The much-publicized BYD vehicle dispute once again reached the Court of Appeal today (October 24), but instead of clarity, the case continues to linger. The court made it clear that investigations into the engine capacity of the detained BYD electric vehicles must be completed promptly, yet both buyers and importers are left in uncertainty as legal and bureaucratic wrangling drags on.
Court of Appeal Chairman Justice Rohantha Abeysuriya emphasized that Customs plays a vital role in securing taxes for the national economy, but insisted that authorities must also weigh the concerns of consumers who have already purchased vehicles and companies that have invested heavily in imports. He instructed Customs to speed up their investigations and urged the petitioner company to cooperate with the process.
The remarks came during the hearing of a petition filed by John Keells CG Company, which sought the release of BYD vehicles detained by Customs. The Additional Solicitor General (ASG) Sumathi Dharmawardena, representing Sri Lanka Customs, told the court that the vehicles could be released on bail subject to conditions. He further confirmed that a report on the scan tests conducted on the vehicles would be presented to the court next Monday through a motion.
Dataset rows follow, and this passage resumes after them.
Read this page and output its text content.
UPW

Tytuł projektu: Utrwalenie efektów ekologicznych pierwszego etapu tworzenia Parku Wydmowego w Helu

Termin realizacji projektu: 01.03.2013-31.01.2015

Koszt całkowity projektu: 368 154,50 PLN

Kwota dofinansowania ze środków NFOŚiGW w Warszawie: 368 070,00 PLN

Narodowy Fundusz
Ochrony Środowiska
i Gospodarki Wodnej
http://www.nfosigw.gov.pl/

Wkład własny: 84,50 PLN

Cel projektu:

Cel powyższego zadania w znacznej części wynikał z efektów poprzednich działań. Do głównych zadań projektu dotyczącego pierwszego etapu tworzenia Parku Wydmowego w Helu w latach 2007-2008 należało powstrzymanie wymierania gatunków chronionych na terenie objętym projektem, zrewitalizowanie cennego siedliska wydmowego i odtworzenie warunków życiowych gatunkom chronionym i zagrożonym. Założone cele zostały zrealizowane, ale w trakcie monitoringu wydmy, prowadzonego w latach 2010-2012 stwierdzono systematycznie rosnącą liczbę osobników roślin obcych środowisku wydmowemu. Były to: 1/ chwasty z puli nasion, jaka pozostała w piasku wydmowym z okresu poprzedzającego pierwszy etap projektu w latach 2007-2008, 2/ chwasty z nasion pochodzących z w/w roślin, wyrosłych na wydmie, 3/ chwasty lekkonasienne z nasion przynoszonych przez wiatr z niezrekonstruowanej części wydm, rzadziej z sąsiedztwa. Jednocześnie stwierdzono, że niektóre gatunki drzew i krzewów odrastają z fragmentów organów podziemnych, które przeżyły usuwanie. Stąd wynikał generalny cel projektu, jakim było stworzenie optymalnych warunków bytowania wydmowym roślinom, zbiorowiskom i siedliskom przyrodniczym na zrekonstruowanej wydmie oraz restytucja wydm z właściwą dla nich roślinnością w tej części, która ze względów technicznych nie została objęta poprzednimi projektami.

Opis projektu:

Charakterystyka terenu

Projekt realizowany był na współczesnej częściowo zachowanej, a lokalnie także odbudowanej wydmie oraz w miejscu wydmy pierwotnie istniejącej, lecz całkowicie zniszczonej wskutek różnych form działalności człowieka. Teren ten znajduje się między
However, President’s Counsel Farsana Jameel, appearing for the petitioner, challenged the legal basis of Customs’ actions. She argued that the detention of vehicles under current procedures was against the law. Despite lengthy arguments between the two sides, the court session ended without an agreement on releasing the vehicles on bail. The ASG then informed the court that the possibility of a settlement would be announced on October 28.
This is not the first time the BYD saga has been dragged through the Court of Appeal. On August 7, the Director General of Customs agreed before the court to release 991 detained BYD vehicles under strict conditions. According to that agreement, John Keells CG Company was required to deposit Rs. 3,552,909,200 (approximately Rs. 3.6 billion) as a guarantee in a state bank, representing the tax differential claimed by Customs. The company was also required to accept liability for the interest accruing on that guarantee.
Additionally, the court mandated the appointment of a technical committee to settle the question of whether the BYD vehicles in question had a motor capacity of 100 or 150 kilowatts. The committee was to consist of experts from the Universities of Peradeniya and Moratuwa, the Government Analyst’s Department, and the Department of Motor Traffic.
Despite these conditions and the partial agreement in August, the dispute continues unresolved, highlighting not just a legal conflict but also the risks faced by Sri Lanka’s fragile automobile import market. Buyers are left frustrated, importers face mounting financial pressure, and Customs insists on securing what it claims are rightful tax revenues.
The BYD dilemma underscores a broader issue: the gap between government policy, taxation frameworks, and the realities of electric vehicle imports in Sri Lanka. As the country struggles to balance fiscal needs with consumer demand and international trade practices, this case has become a test of how fairly and transparently authorities can handle high-stakes disputes.
For now, the verdict is clear, the case will not be resolved quickly. While Customs faces pressure to wrap up investigations, delays have already caused significant disruptions, with billions of rupees and public confidence on the line. The next critical date is October 28, when Customs is expected to clarify its stance on a possible settlement. Until then, the BYD imports remain in limbo, and Sri Lanka’s buyers and importers must wait anxiously for resolution.